Thursday, October 24, 2013

In response (kind of) to Aliza Shvartz:

I am interested in the kind of dispossession that leaves traces of disgust and confusion. The type of failure that is so masochistic the audience asks, “but why?” To which even the performer cannot adequately respond. It is not in order to achieve “shock” and it is not throw-away performance for the sake of masochism. There is an affective quality to masochistic acts that is not achievable under any other circumstances.
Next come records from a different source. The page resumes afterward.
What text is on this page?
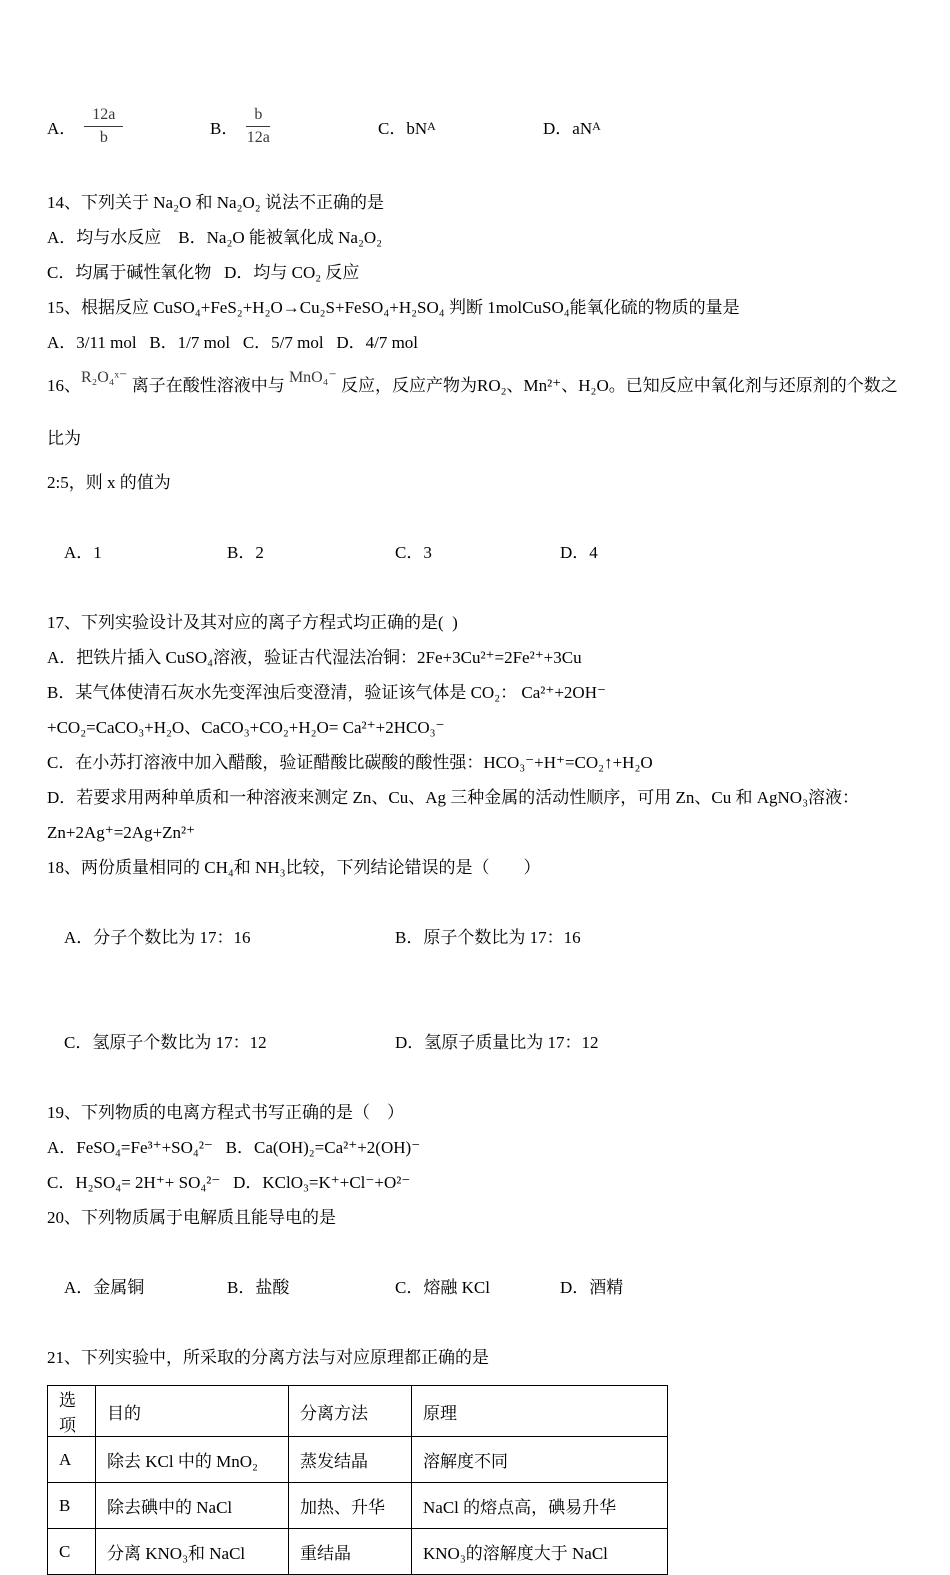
A． $\frac{12a}{b}$	B． $\frac{b}{12a}$	C．bN A	D．aN A

14、下列关于 Na₂O 和 Na₂O₂ 说法不正确的是

A．均与水反应    B．Na₂O 能被氧化成 Na₂O₂

C．均属于碱性氧化物   D．均与 CO₂ 反应

15、根据反应 CuSO₄+FeS₂+H₂O→Cu₂S+FeSO₄+H₂SO₄ 判断 1molCuSO₄能氧化硫的物质的量是

A．3/11 mol   B．1/7 mol   C．5/7 mol   D．4/7 mol

16、R₂O₄ˣ⁻ 离子在酸性溶液中与 MnO₄⁻ 反应，反应产物为RO₂、Mn²⁺、H₂O。已知反应中氧化剂与还原剂的个数之比为

2:5，则 x 的值为

A．1	B．2	C．3	D．4

17、下列实验设计及其对应的离子方程式均正确的是(  )

A．把铁片插入 CuSO₄溶液，验证古代湿法冶铜：2Fe+3Cu²⁺=2Fe²⁺+3Cu

B．某气体使清石灰水先变浑浊后变澄清，验证该气体是 CO₂： Ca²⁺+2OH⁻

+CO₂=CaCO₃+H₂O、CaCO₃+CO₂+H₂O= Ca²⁺+2HCO₃⁻

C．在小苏打溶液中加入醋酸，验证醋酸比碳酸的酸性强：HCO₃⁻+H⁺=CO₂↑+H₂O

D．若要求用两种单质和一种溶液来测定 Zn、Cu、Ag 三种金属的活动性顺序，可用 Zn、Cu 和 AgNO₃溶液：

Zn+2Ag⁺=2Ag+Zn²⁺

18、两份质量相同的 CH₄和 NH₃比较，下列结论错误的是（　　）

A．分子个数比为 17：16	B．原子个数比为 17：16

C．氢原子个数比为 17：12	D．氢原子质量比为 17：12

19、下列物质的电离方程式书写正确的是（　）

A．FeSO₄=Fe³⁺+SO₄²⁻   B．Ca(OH)₂=Ca²⁺+2(OH)⁻

C．H₂SO₄= 2H⁺+ SO₄²⁻   D．KClO₃=K⁺+Cl⁻+O²⁻

20、下列物质属于电解质且能导电的是

A．金属铜	B．盐酸	C．熔融 KCl	D．酒精

21、下列实验中，所采取的分离方法与对应原理都正确的是

选项	目的	分离方法	原理
A	除去 KCl 中的 MnO₂	蒸发结晶	溶解度不同
B	除去碘中的 NaCl	加热、升华	NaCl 的熔点高，碘易升华
C	分离 KNO₃和 NaCl	重结晶	KNO₃的溶解度大于 NaCl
I want to test the malleability of flesh. Because I possess a feminine body, I have experienced the malleability of my own flesh through the bodies of others, while I am myself an Other. However, I have never been able (as a consequence of this "Otherness" as much as my own failures/shortcomings) to access myself either as this Other or as a corporeal, speaking, breathing, living, acting subject at all. I have disallowed myself access to my own voice and my own body for as long as I can remember. Even masturbation has always been a traumatic event. I dissociate from my own body and the whole event seems a pleasurable storm of disembodiment and a re-inscription of past traumas through my own hands (especially because I don’t feel as though my flesh is actually my own).

It doesn’t matter with whom I’m engaging in “sex-acts” with, even if it is myself. A ghost of a person is always touching me, as a shadow, traces of trauma and simply the gazes of others and what I read into (and out of) them.

I was anorexic for five (give or take a few here and there) years and did not know it. It took a year of sporadic bulimia for me to grant myself the agency to claim “bulimic” and seek medical help. Just as sex-acts are ways to dissociate from myself and live through the flesh of others, bingeing and purging provided a means with which to short-circuit; to access a plane of affect that I do not have access to in my day to day life. This isn’t a sort of reaching for the Real; my acts of masochistic transcendence weren’t efforts to reach a state of being that is irreconcilably inaccessible to all bodies. It’s rather a way to feel something in the act of complete dispossession and self-inflicted debasement. In some ways, to feel as though I am saying something, that I am able to say something, even if (especially if?) only to myself, to my own body, with my own flesh.

I have engaged in spontaneous acts of privileged consumerism. I have identified with objects in an effort to forge an intelligible identity. I have attempted to merge my own skin with the lavender walls of my room, the intricately patterned linens on my bed, my bed the site of sex and the site of identity formation and the site of identification with others and the site of all of my attempts to identify with myself through the flesh of others. A separation from the objects I have deemed significant in my repertoire is like a separation from a lover that I have never had. Once, my home was infested with bed bugs. I threw away everything that I owned in a fit of liberation and I still have not recovered.

ways in which the wall can love back (2006)


I am enamored by negativity because I identify with it. I want to make it clear, however, that I do not view negativity or regression as my goal, or any goal for purely ethical reasons. However, I question the relevance of a “goal” at all, focusing rather on iterations, of acts that perhaps do not lead to a cumulatively understandable “goal.” This isn’t to say that one cannot attempt to capture a certain amount of space within a certain amount of time and understand what is contained within as a product of lived experiences, social realities, embodiment. However, I would argue that no genealogy of cause and effect exists. As thrilled as I am with negativity, failure, dispossession, disembodiment, I have (perhaps naïve) hope in utopia. In futurity. Perhaps an interlacing of failure and success is necessary for any futurity at all – the debasement of oneself can sometimes act as a crude reminder of work that still must be done. This is not an alignment with any sort of teleological understanding of history; nor am I aiming to legitimize any harm inflicted on selves or others as necessary events in the name of “progress” or “improvement.” Instead, certain acts of negativity, failure, and dispossession can become punctums with which to understand and empathize with others and, of course, with selves – selves that span time and space in often indigestible ways.